Remember how long people have been talking about a turnaround for the casino industry in Atlantic City? The numbers this year show it may be time to end that discussion.

“Despite the loss of Taj Mahal, the industry is poised to report the first calendar year increase in casino win since 2006,” said Christopher Glaum, deputy chief of the Division of Gaming Enforcement. “Including internet gaming win, total gaming win is on track to have its second consecutive calendar year improvement.” Glaum made those comments to the Press of Atlantic City, after the Gaming Enforcement Division reported that overall casino gambling revenue totaled $206.4 million this year as of November, compared with $197.3 million in November 2016. The final yearly figures aren’t in yet, but so far the only casino that has seen a dip in gambling revenue since last year is Bally’s Atlantic City. We’ll end the year with the future remaining uncertain for the former Revel Casino. There were several false alarms this year in terms of the casino potentially opening under the new name TEN. Deadlines came and went, and still, that property remains shuttered. Meanwhile, Hard Rock International, owner of the former Trump Taj Mahal, is busy renovating the property for a planned reopening next year. One of our most amusing business stories this year was the liquidation sale of the Taj that was held over the summer. Chief Political Correspondent Michael Aron encountered an unexpected surprise when he covered that for us.

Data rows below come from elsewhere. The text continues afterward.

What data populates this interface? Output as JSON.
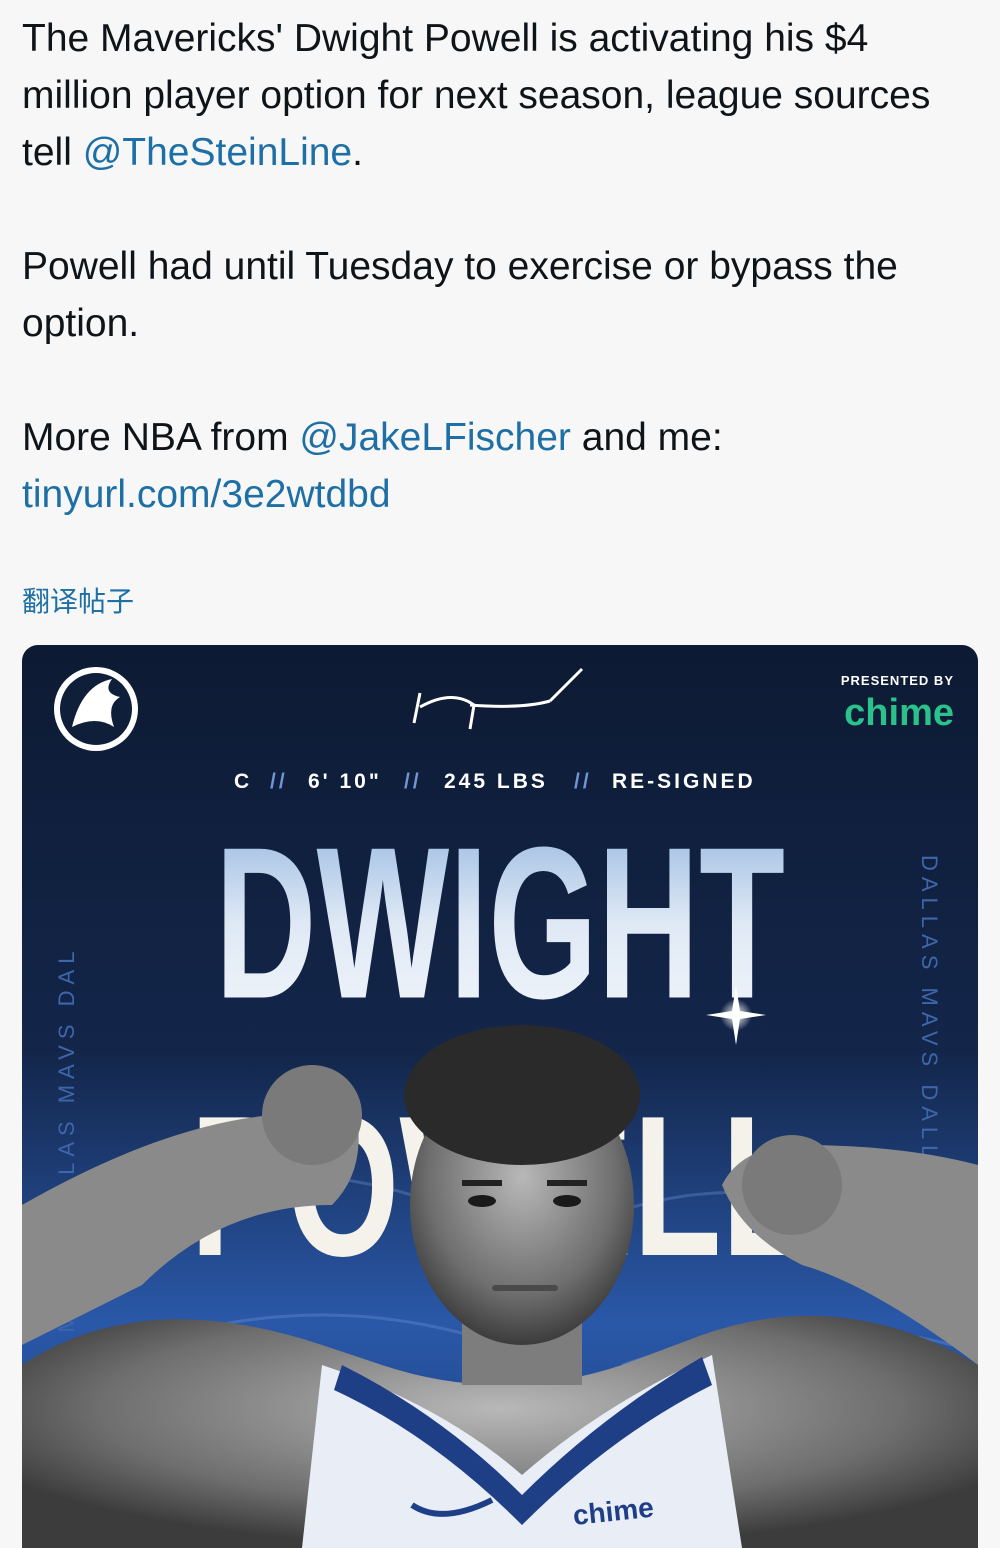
{
  "tweet": {
    "p1": {
      "before": "The Mavericks' Dwight Powell is activating his $4 million player option for next season, league sources tell ",
      "mention": "@TheSteinLine",
      "after": "."
    },
    "p2": "Powell had until Tuesday to exercise or bypass the option.",
    "p3": {
      "before": "More NBA from ",
      "mention": "@JakeLFischer",
      "after": " and me:",
      "url": "tinyurl.com/3e2wtdbd"
    },
    "translate_label": "翻译帖子"
  },
  "poster": {
    "presented_by": "PRESENTED BY",
    "sponsor": "chime",
    "stats": [
      "C",
      "6' 10\"",
      "245 LBS",
      "RE-SIGNED"
    ],
    "stats_sep": "//",
    "first_name": "DWIGHT",
    "last_name": "POWELL",
    "side_text_left": "DALLAS MAVS  DALLAS MAVS  DAL",
    "side_text_right": "DALLAS MAVS  DALLAS",
    "jersey_sponsor": "chime",
    "colors": {
      "navy": "#0f1f3a",
      "blue": "#2f5fae",
      "chime_green": "#2bc18b",
      "link": "#1d6fa5"
    }
  }
}
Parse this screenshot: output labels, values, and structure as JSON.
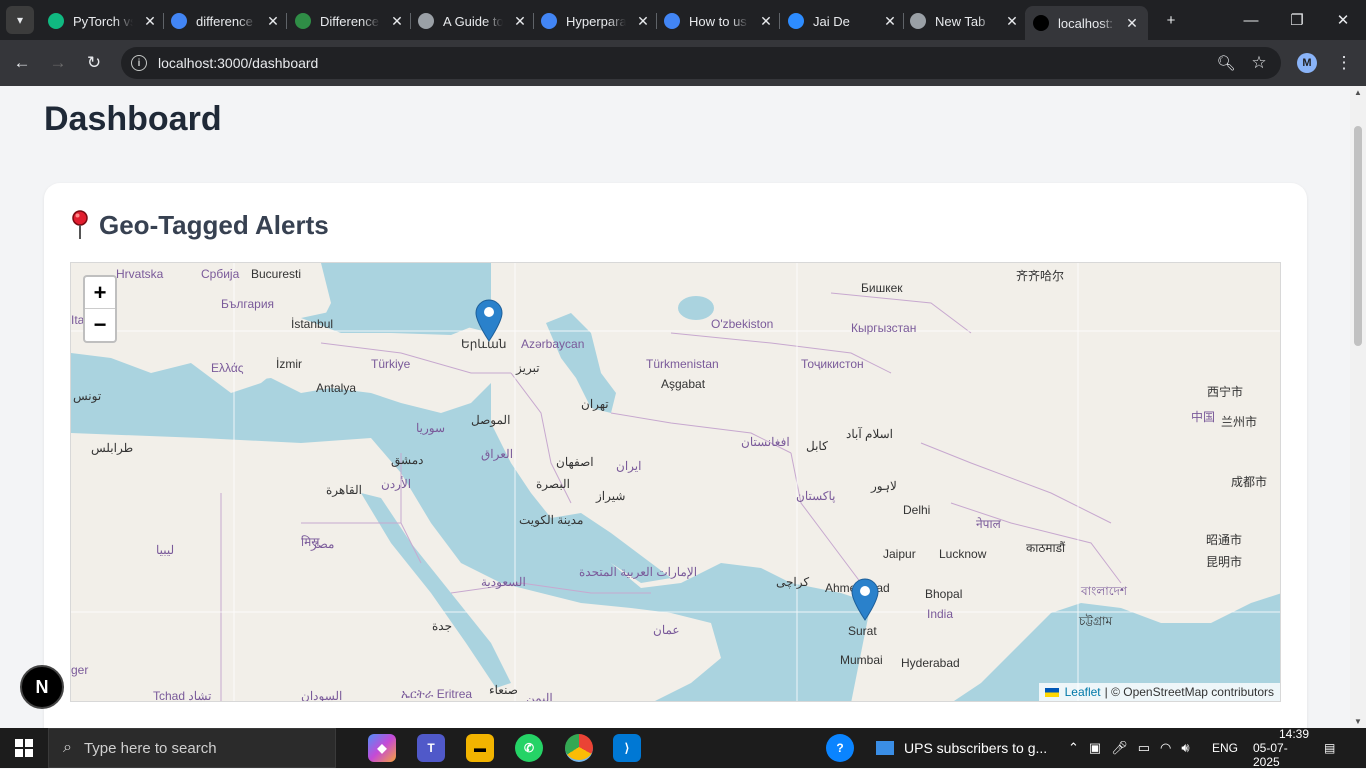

2017 was filled with some big money stories out of Trenton. The State Election Law Enforcement Commission reported this year’s gubernatorial election was the second most costly in New Jersey’s history, totaling $79.1 million, while independent spending on the legislative races hit a record, totaling $23.1 million.

There was some slightly positive news on the state’s underfunded public pension system, which returned more than 13 percent on its investments. That was better than expected, but the system remains woefully underfunded, even after Gov. Christie used proceeds from the state lottery system to try to shore up the fund.

The health of the pension system will likely be a big story next year, as will the spending priorities of Governor-elect Murphy. Several business groups, including the New Jersey Chamber of Commerce and the New Jersey Business & Industry Association, say a key priority must be making New Jersey more affordable for businesses and residents.

Another big story in 2018 will be what happens to the stock market, after the Dow Jones Industrial Average rose more than 25 percent this year. The impact of federal tax reform will be another story we’ll continue to watch closely. We’ll also keep our eye on New Jersey’s many redevelopment projects and will continue to report on the opening of new businesses around the state.